Open abrokenjester opened 3 years ago
@abrokenjester Is this still on your guys' radar? I am seeing some pretty poor performance when loading in very large files with conn.add(File, Resource...)
and a lot of it is being stuck in the MemoryOverflowModel:
You should be able to bypass it if you start a transaction with the NONE isolation level. As long as you don't need transaction isolation.

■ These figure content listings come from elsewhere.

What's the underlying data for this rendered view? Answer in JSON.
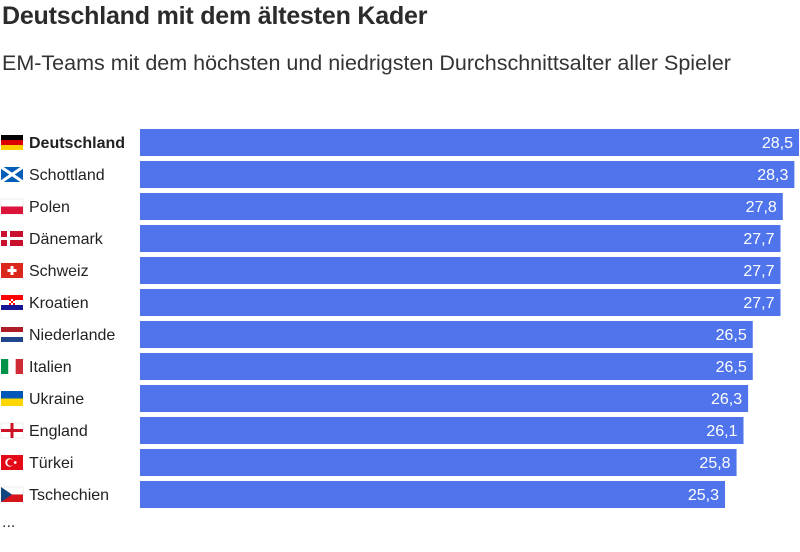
{
  "title": "Deutschland mit dem ältesten Kader",
  "subtitle": "EM-Teams mit dem höchsten und niedrigsten Durchschnittsalter aller Spieler",
  "footnote": "...",
  "colors": {
    "bar": "#4f74ec",
    "label": "#ffffff",
    "text": "#222222"
  },
  "chart_data": {
    "type": "bar",
    "orientation": "horizontal",
    "highlighted": "Deutschland",
    "categories": [
      "Deutschland",
      "Schottland",
      "Polen",
      "Dänemark",
      "Schweiz",
      "Kroatien",
      "Niederlande",
      "Italien",
      "Ukraine",
      "England",
      "Türkei",
      "Tschechien"
    ],
    "flags": [
      "de",
      "sco",
      "pl",
      "dk",
      "ch",
      "hr",
      "nl",
      "it",
      "ua",
      "eng",
      "tr",
      "cz"
    ],
    "values": [
      28.5,
      28.3,
      27.8,
      27.7,
      27.7,
      27.7,
      26.5,
      26.5,
      26.3,
      26.1,
      25.8,
      25.3
    ],
    "value_labels": [
      "28,5",
      "28,3",
      "27,8",
      "27,7",
      "27,7",
      "27,7",
      "26,5",
      "26,5",
      "26,3",
      "26,1",
      "25,8",
      "25,3"
    ]
  }
}
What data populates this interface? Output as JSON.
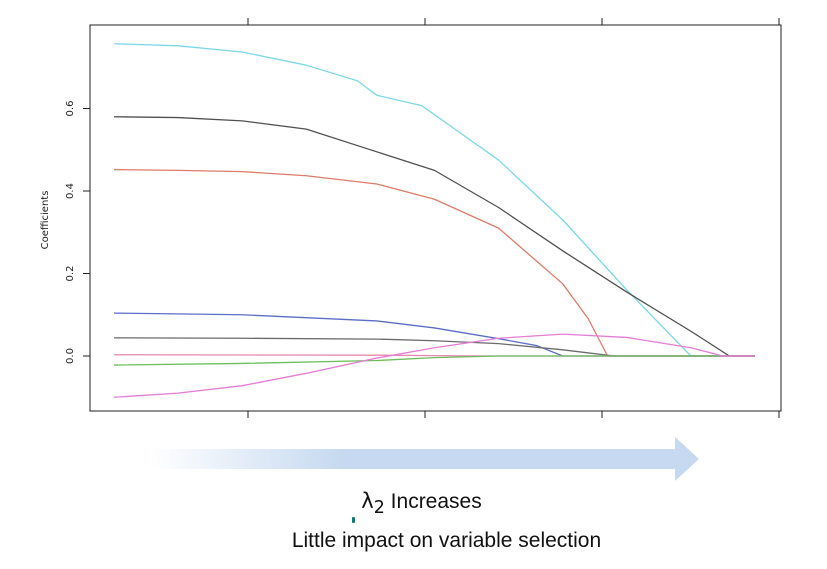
{
  "chart_data": {
    "type": "line",
    "ylabel": "Coefficients",
    "xlabel": "",
    "yticks": [
      "0.0",
      "0.2",
      "0.4",
      "0.6"
    ],
    "ylim": [
      -0.11,
      0.79
    ],
    "xlim": [
      0,
      1
    ],
    "x_ticks_labeled": false,
    "grid": false,
    "series": [
      {
        "color": "#7dd8e6",
        "points": [
          [
            0,
            0.757
          ],
          [
            0.1,
            0.752
          ],
          [
            0.2,
            0.737
          ],
          [
            0.3,
            0.705
          ],
          [
            0.38,
            0.667
          ],
          [
            0.41,
            0.632
          ],
          [
            0.48,
            0.607
          ],
          [
            0.5,
            0.585
          ],
          [
            0.6,
            0.475
          ],
          [
            0.7,
            0.33
          ],
          [
            0.8,
            0.16
          ],
          [
            0.9,
            0.0
          ],
          [
            1,
            0.0
          ]
        ]
      },
      {
        "color": "#505050",
        "points": [
          [
            0,
            0.58
          ],
          [
            0.1,
            0.578
          ],
          [
            0.2,
            0.57
          ],
          [
            0.3,
            0.55
          ],
          [
            0.41,
            0.495
          ],
          [
            0.5,
            0.45
          ],
          [
            0.6,
            0.36
          ],
          [
            0.7,
            0.255
          ],
          [
            0.8,
            0.155
          ],
          [
            0.9,
            0.06
          ],
          [
            0.96,
            0.0
          ],
          [
            1,
            0.0
          ]
        ]
      },
      {
        "color": "#e07b6a",
        "points": [
          [
            0,
            0.452
          ],
          [
            0.1,
            0.45
          ],
          [
            0.2,
            0.447
          ],
          [
            0.3,
            0.437
          ],
          [
            0.41,
            0.417
          ],
          [
            0.5,
            0.38
          ],
          [
            0.6,
            0.31
          ],
          [
            0.7,
            0.175
          ],
          [
            0.74,
            0.09
          ],
          [
            0.77,
            0.0
          ],
          [
            1,
            0.0
          ]
        ]
      },
      {
        "color": "#5c6dc8",
        "points": [
          [
            0,
            0.104
          ],
          [
            0.2,
            0.1
          ],
          [
            0.41,
            0.085
          ],
          [
            0.5,
            0.068
          ],
          [
            0.6,
            0.042
          ],
          [
            0.66,
            0.025
          ],
          [
            0.7,
            0.0
          ],
          [
            1,
            0.0
          ]
        ]
      },
      {
        "color": "#6a6a6a",
        "points": [
          [
            0,
            0.044
          ],
          [
            0.2,
            0.043
          ],
          [
            0.41,
            0.041
          ],
          [
            0.5,
            0.037
          ],
          [
            0.6,
            0.03
          ],
          [
            0.7,
            0.015
          ],
          [
            0.78,
            0.0
          ],
          [
            1,
            0.0
          ]
        ]
      },
      {
        "color": "#e788b0",
        "points": [
          [
            0,
            0.003
          ],
          [
            0.41,
            0.002
          ],
          [
            0.5,
            0.001
          ],
          [
            0.6,
            0.0
          ],
          [
            1,
            0.0
          ]
        ]
      },
      {
        "color": "#6abf5a",
        "points": [
          [
            0,
            -0.022
          ],
          [
            0.2,
            -0.018
          ],
          [
            0.41,
            -0.011
          ],
          [
            0.5,
            -0.004
          ],
          [
            0.6,
            0.0
          ],
          [
            1,
            0.0
          ]
        ]
      },
      {
        "color": "#e67bd8",
        "points": [
          [
            0,
            -0.1
          ],
          [
            0.1,
            -0.09
          ],
          [
            0.2,
            -0.072
          ],
          [
            0.3,
            -0.042
          ],
          [
            0.41,
            -0.005
          ],
          [
            0.5,
            0.02
          ],
          [
            0.6,
            0.043
          ],
          [
            0.7,
            0.053
          ],
          [
            0.8,
            0.045
          ],
          [
            0.9,
            0.02
          ],
          [
            0.95,
            0.0
          ],
          [
            1,
            0.0
          ]
        ]
      }
    ]
  },
  "colors": {
    "arrow": "#c6d9f0",
    "arrow_fade": "#ffffff",
    "dot": "#0e7a6a"
  },
  "caption": {
    "lambda_symbol": "λ",
    "lambda_subscript": "2",
    "line1_suffix": " Increases",
    "line2": "Little impact on variable selection"
  }
}
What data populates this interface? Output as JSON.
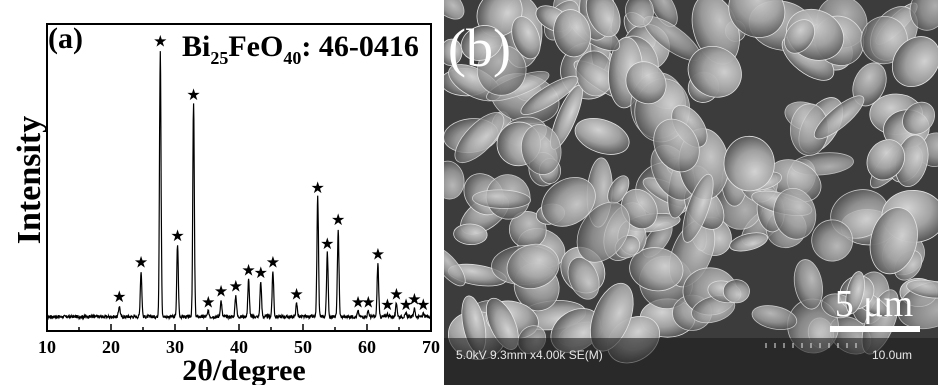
{
  "panel_a": {
    "label": "(a)",
    "phase": {
      "base": "Bi",
      "sub1": "25",
      "mid": "FeO",
      "sub2": "40",
      "card": ": 46-0416"
    },
    "chart_data": {
      "type": "line",
      "xlabel": "2θ/degree",
      "ylabel": "Intensity",
      "xlim": [
        10,
        70
      ],
      "xticks": [
        10,
        20,
        30,
        40,
        50,
        60,
        70
      ],
      "y_ticks_shown": false,
      "grid": false,
      "baseline": 0.02,
      "peak_marker": "★",
      "peaks": [
        {
          "x": 21.3,
          "y": 0.04
        },
        {
          "x": 24.7,
          "y": 0.17
        },
        {
          "x": 27.7,
          "y": 1.0
        },
        {
          "x": 30.4,
          "y": 0.27
        },
        {
          "x": 32.9,
          "y": 0.8
        },
        {
          "x": 35.2,
          "y": 0.02
        },
        {
          "x": 37.2,
          "y": 0.06
        },
        {
          "x": 39.5,
          "y": 0.08
        },
        {
          "x": 41.5,
          "y": 0.14
        },
        {
          "x": 43.4,
          "y": 0.13
        },
        {
          "x": 45.3,
          "y": 0.17
        },
        {
          "x": 49.0,
          "y": 0.05
        },
        {
          "x": 52.3,
          "y": 0.45
        },
        {
          "x": 53.8,
          "y": 0.24
        },
        {
          "x": 55.5,
          "y": 0.33
        },
        {
          "x": 58.6,
          "y": 0.02
        },
        {
          "x": 60.2,
          "y": 0.02
        },
        {
          "x": 61.7,
          "y": 0.2
        },
        {
          "x": 63.2,
          "y": 0.01
        },
        {
          "x": 64.6,
          "y": 0.05
        },
        {
          "x": 66.1,
          "y": 0.01
        },
        {
          "x": 67.4,
          "y": 0.03
        },
        {
          "x": 68.8,
          "y": 0.01
        }
      ]
    }
  },
  "panel_b": {
    "label": "(b)",
    "scale_bar": "5 μm",
    "info_bar": "5.0kV 9.3mm x4.00k SE(M)",
    "scale_ticks_label": "10.0um"
  }
}
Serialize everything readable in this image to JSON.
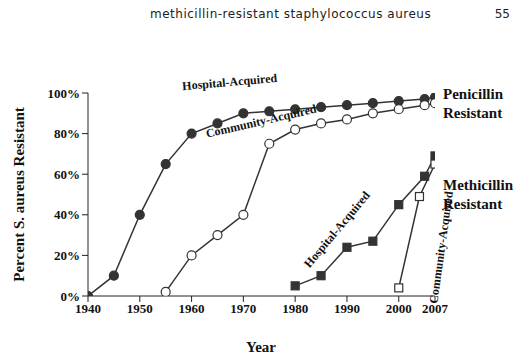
{
  "header": {
    "text": "methicillin-resistant staphylococcus aureus",
    "page": 55
  },
  "chart_data": {
    "type": "line",
    "x_label": "Year",
    "y_label": "Percent S. aureus Resistant",
    "xlim": [
      1940,
      2007
    ],
    "xticks": [
      1940,
      1950,
      1960,
      1970,
      1980,
      1990,
      2000,
      2007
    ],
    "ylim": [
      0,
      100
    ],
    "yticks": [
      {
        "value": 0,
        "label": "0%"
      },
      {
        "value": 20,
        "label": "20%"
      },
      {
        "value": 40,
        "label": "40%"
      },
      {
        "value": 60,
        "label": "60%"
      },
      {
        "value": 80,
        "label": "80%"
      },
      {
        "value": 100,
        "label": "100%"
      }
    ],
    "grid": false,
    "series": [
      {
        "name": "Hospital-Acquired",
        "group": "Penicillin Resistant",
        "color": "#333333",
        "marker": "filled_circle",
        "x": [
          1940,
          1945,
          1950,
          1955,
          1960,
          1965,
          1970,
          1975,
          1980,
          1985,
          1990,
          1995,
          2000,
          2005,
          2007
        ],
        "values": [
          0,
          10,
          40,
          65,
          80,
          85,
          90,
          91,
          92,
          93,
          94,
          95,
          96,
          97,
          98
        ]
      },
      {
        "name": "Community-Acquired",
        "group": "Penicillin Resistant",
        "color": "#333333",
        "marker": "open_circle",
        "x": [
          1955,
          1960,
          1965,
          1970,
          1975,
          1980,
          1985,
          1990,
          1995,
          2000,
          2005,
          2007
        ],
        "values": [
          2,
          20,
          30,
          40,
          75,
          82,
          85,
          87,
          90,
          92,
          94,
          95
        ]
      },
      {
        "name": "Hospital-Acquired",
        "group": "Methicillin Resistant",
        "color": "#333333",
        "marker": "filled_square",
        "x": [
          1980,
          1985,
          1990,
          1995,
          2000,
          2005,
          2007
        ],
        "values": [
          5,
          10,
          24,
          27,
          45,
          59,
          69
        ]
      },
      {
        "name": "Community-Acquired",
        "group": "Methicillin Resistant",
        "color": "#333333",
        "marker": "open_square",
        "x": [
          2000,
          2004,
          2007
        ],
        "values": [
          4,
          49,
          65
        ]
      }
    ]
  }
}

It's kind of dropped off the radar a bit to be honest. @hmottestad 's suggestion to disable txn isolation for bulk uploads is a good workaround, but for fixing the underlying issue, we could use some fresh perspectives or an extra pair of hands.
I'd be interested in potentially contributing a bit more to the project, but would definitely need to familiarize myself more with the codebase.
EDIT: removed message and made bug
@abrokenjester As far as I can see contains(s,p,o,c...)
is only used for tracking the size of the SailSourceModel and may be omitted. The challenge is then that add(...)
and remove(...)
return a boolean value to indicate that a statement is actually added or removed.
But in the specific case investigated here the return value is not used by ChangeSet
- neither here https://github.com/eclipse/rdf4j/blob/39a07105167201124c75bb9decc9749a143cc7e7/core/sail/base/src/main/java/org/eclipse/rdf4j/sail/base/Changeset.java#L418 nor here https://github.com/eclipse/rdf4j/blob/39a07105167201124c75bb9decc9749a143cc7e7/core/sail/base/src/main/java/org/eclipse/rdf4j/sail/base/Changeset.java#L449
see also https://github.com/eclipse/rdf4j/pull/4557
One of the main reasons for the bad performance is that MemoryOverflowModel switches too late to a disk-based model.
In the MemoryOverflowModel used by the native store to handle data upload transactions, a big performance penalty has been observed whenever the model triggers syncing data to disk. On the mailinglist, Arjohn Kampman provided this analysis:
We should look into fixing this. Possible fixes include somehow eliminating one of the mentioned txn-update calls. A more drastic fix might be looking at using a disk sync that is not transactional: we currently use separate native store as the "backup", which has overhead. Something like MapDB or Ehcache for persistence might give better performance.